From 05efe10f0a8c7208cdf96974e6e794c21ea71c52 Mon Sep 17 00:00:00 2001
From: Peter Luenenschloss <peter.luenenschloss@ufz.de>
Date: Tue, 28 Apr 2020 14:53:57 +0200
Subject: [PATCH] introduced dataprocessing module

---
 saqc/funcs/proc_functions.py | 64 ++++++++++++++++++++++++++++++++++++
 1 file changed, 64 insertions(+)
 create mode 100644 saqc/funcs/proc_functions.py

diff --git a/saqc/funcs/proc_functions.py b/saqc/funcs/proc_functions.py
new file mode 100644
index 000000000..511f77865
--- /dev/null
+++ b/saqc/funcs/proc_functions.py
@@ -0,0 +1,64 @@
+#! /usr/bin/env python
+# -*- coding: utf-8 -*-
+
+import pandas as pd
+import numpy as np
+from saqc.funcs.register import register
+from saqc.lib.ts_operators import interpolateNANs, validationTrafo
+from saqc.lib.tools import composeFunction
+
+@register()
+def proc_interpolateMissing(data, field, method, inter_order=2, inter_limit=2, interpol_flag='UNFLAGGED',
+                            downgrade_interpolation=False, return_chunk_bounds=False, **kwargs):
+
+    inter_data = interpolateNANs(data[field], method, order=inter_order, inter_limit=inter_limit,
+                           downgrade_interpolation=downgrade_interpolation, return_chunk_bounds=return_chunk_bounds)

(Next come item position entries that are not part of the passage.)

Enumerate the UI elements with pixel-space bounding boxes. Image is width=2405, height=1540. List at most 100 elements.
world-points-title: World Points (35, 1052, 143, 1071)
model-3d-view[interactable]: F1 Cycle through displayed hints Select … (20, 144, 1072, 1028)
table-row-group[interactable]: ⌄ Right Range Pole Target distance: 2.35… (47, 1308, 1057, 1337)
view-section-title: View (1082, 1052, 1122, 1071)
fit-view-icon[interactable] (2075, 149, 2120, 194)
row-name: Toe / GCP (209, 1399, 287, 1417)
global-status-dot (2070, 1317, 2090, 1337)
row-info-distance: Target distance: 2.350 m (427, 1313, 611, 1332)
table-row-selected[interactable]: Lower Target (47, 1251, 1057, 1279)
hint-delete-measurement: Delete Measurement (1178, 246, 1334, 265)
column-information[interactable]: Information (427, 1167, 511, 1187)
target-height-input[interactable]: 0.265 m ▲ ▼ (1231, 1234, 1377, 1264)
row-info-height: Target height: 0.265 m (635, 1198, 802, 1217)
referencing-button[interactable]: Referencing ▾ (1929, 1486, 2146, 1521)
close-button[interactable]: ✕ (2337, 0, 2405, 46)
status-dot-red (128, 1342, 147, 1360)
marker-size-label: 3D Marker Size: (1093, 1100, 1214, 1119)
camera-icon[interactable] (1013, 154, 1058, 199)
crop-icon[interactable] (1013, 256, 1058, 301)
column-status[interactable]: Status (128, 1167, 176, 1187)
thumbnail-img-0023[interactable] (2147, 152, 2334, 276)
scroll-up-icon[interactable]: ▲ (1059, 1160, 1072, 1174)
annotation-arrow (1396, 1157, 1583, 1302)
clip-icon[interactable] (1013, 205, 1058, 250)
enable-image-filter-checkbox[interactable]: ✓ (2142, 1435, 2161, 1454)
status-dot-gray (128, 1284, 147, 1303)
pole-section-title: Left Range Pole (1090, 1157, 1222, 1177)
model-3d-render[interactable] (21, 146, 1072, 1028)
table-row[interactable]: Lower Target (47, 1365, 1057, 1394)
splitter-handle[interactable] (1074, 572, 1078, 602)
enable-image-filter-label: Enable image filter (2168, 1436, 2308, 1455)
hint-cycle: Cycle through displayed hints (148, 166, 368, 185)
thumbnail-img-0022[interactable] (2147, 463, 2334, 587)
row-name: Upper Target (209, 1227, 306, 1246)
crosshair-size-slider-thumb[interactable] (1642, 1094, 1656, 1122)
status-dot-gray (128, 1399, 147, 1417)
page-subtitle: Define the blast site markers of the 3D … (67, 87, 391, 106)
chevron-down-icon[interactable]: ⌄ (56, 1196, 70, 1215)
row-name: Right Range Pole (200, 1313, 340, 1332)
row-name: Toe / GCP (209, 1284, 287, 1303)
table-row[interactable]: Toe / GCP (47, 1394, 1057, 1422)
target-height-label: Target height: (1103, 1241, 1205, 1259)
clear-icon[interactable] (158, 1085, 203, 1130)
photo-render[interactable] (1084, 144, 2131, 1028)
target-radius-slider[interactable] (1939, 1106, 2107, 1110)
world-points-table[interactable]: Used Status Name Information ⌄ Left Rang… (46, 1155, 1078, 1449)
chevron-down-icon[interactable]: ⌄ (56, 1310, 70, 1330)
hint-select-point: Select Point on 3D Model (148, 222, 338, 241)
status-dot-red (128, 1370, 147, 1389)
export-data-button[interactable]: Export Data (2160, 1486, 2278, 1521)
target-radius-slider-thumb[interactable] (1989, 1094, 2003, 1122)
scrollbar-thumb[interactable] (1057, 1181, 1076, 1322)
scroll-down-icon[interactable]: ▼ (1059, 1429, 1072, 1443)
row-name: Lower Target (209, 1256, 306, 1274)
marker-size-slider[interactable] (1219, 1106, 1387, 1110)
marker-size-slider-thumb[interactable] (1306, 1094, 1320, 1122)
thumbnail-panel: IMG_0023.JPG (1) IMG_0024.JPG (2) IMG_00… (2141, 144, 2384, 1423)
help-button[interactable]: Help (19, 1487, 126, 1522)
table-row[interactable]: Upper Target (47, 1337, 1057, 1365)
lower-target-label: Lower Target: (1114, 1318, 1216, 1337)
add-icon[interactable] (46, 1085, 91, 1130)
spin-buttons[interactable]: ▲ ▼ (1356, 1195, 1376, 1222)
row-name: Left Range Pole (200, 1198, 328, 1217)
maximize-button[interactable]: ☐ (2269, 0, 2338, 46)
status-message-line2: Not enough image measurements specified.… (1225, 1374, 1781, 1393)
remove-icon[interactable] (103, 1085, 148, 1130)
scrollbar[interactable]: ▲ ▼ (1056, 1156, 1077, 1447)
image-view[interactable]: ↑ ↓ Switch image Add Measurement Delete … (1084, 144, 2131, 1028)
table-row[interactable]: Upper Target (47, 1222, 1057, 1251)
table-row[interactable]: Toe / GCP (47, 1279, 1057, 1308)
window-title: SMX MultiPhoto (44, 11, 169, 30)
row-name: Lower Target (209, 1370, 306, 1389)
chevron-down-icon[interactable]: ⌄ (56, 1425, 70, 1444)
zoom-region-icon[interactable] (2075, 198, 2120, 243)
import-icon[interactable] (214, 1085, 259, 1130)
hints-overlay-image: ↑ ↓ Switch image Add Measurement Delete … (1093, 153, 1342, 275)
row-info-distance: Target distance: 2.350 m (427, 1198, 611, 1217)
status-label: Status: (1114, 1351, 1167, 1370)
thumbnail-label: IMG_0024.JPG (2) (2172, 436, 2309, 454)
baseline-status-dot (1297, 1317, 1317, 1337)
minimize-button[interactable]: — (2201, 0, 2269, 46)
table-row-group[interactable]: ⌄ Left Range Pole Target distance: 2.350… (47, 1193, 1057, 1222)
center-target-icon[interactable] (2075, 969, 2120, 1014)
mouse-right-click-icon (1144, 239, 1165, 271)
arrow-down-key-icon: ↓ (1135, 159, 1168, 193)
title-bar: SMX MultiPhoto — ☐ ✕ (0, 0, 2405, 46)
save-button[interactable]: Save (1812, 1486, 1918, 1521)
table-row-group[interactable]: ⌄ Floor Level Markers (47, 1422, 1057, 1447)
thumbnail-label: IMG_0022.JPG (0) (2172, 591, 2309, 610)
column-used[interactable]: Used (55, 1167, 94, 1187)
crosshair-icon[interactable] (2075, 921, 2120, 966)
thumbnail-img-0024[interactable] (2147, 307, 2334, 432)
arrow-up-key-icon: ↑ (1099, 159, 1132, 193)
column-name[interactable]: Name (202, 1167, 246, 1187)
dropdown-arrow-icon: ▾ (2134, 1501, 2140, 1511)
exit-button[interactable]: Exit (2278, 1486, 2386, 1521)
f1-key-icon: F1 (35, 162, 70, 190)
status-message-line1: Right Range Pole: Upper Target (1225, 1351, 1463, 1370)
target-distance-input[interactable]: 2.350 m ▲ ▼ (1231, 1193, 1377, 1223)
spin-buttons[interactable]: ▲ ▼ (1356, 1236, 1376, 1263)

+    interpolated = data[field].isna() & inter_data.notna()
+
+    if interpol_flag:
+        flagger = flagger.setFlags(field, loc=interpolated[interpolated].index, force=True,
+                                   flag=getattr(flagger, interpol_flag), **kwargs)
+    return inter_data, flagger
+
+@register()
+def proc_resample(data, field, flagger, freq, func="mean", max_invalid_total=None, max_invalid_consec=None,
+                  flag_agg_func='max', **kwargs):
+    datcol = data[field]
+
+    # filter data for invalid patterns
+    if (max_invalid_total is None) | (max_invalid_consec is None):
+        if not max_invalid_total:
+            max_invalid_total = np.inf
+        if not max_invalid_consec:
+            max_invalid_consec = np.inf
+
+        datcol = datcol.groupby(pd.Grouper(freq=freq)).transform(validationTrafo, max_nan_total=max_invalid_total,
+                                                             max_nan_consec=max_invalid_consec)
+    nanmask = np.isnan(datcol)
+    datcol = datcol[~nanmask]
+    datflags = flagger.getFlags()[field]
+    datflags = datflags[~nanmask]
+    datresampler = datcol.resample(freq)
+    flagsresampler = datflags.resample(freq)
+
+    # data resampling:
+    try:
+        datcol = getattr(datresampler, func)()
+    except AttributeError:
+        func = composeFunction(func)
+        datcol = datresampler.apply(func)
+
+    # flags resampling:
+    try:
+        datflags = getattr(flagsresampler, flag_agg_func)()
+    except AttributeError:
+        flag_agg_func = composeFunction(flag_agg_func)
+        datflags = flagsresampler.apply(flag_agg_func)
+
+    # data/flags reshaping:
+    data[field] = datcol
+    all_flags = flagger.getFlags()
+    all_flags[field] = datflags
+    flagger = flagger.initFlags(flags=all_flags)
+
+    return data, flagger
\ No newline at end of file
-- 
GitLab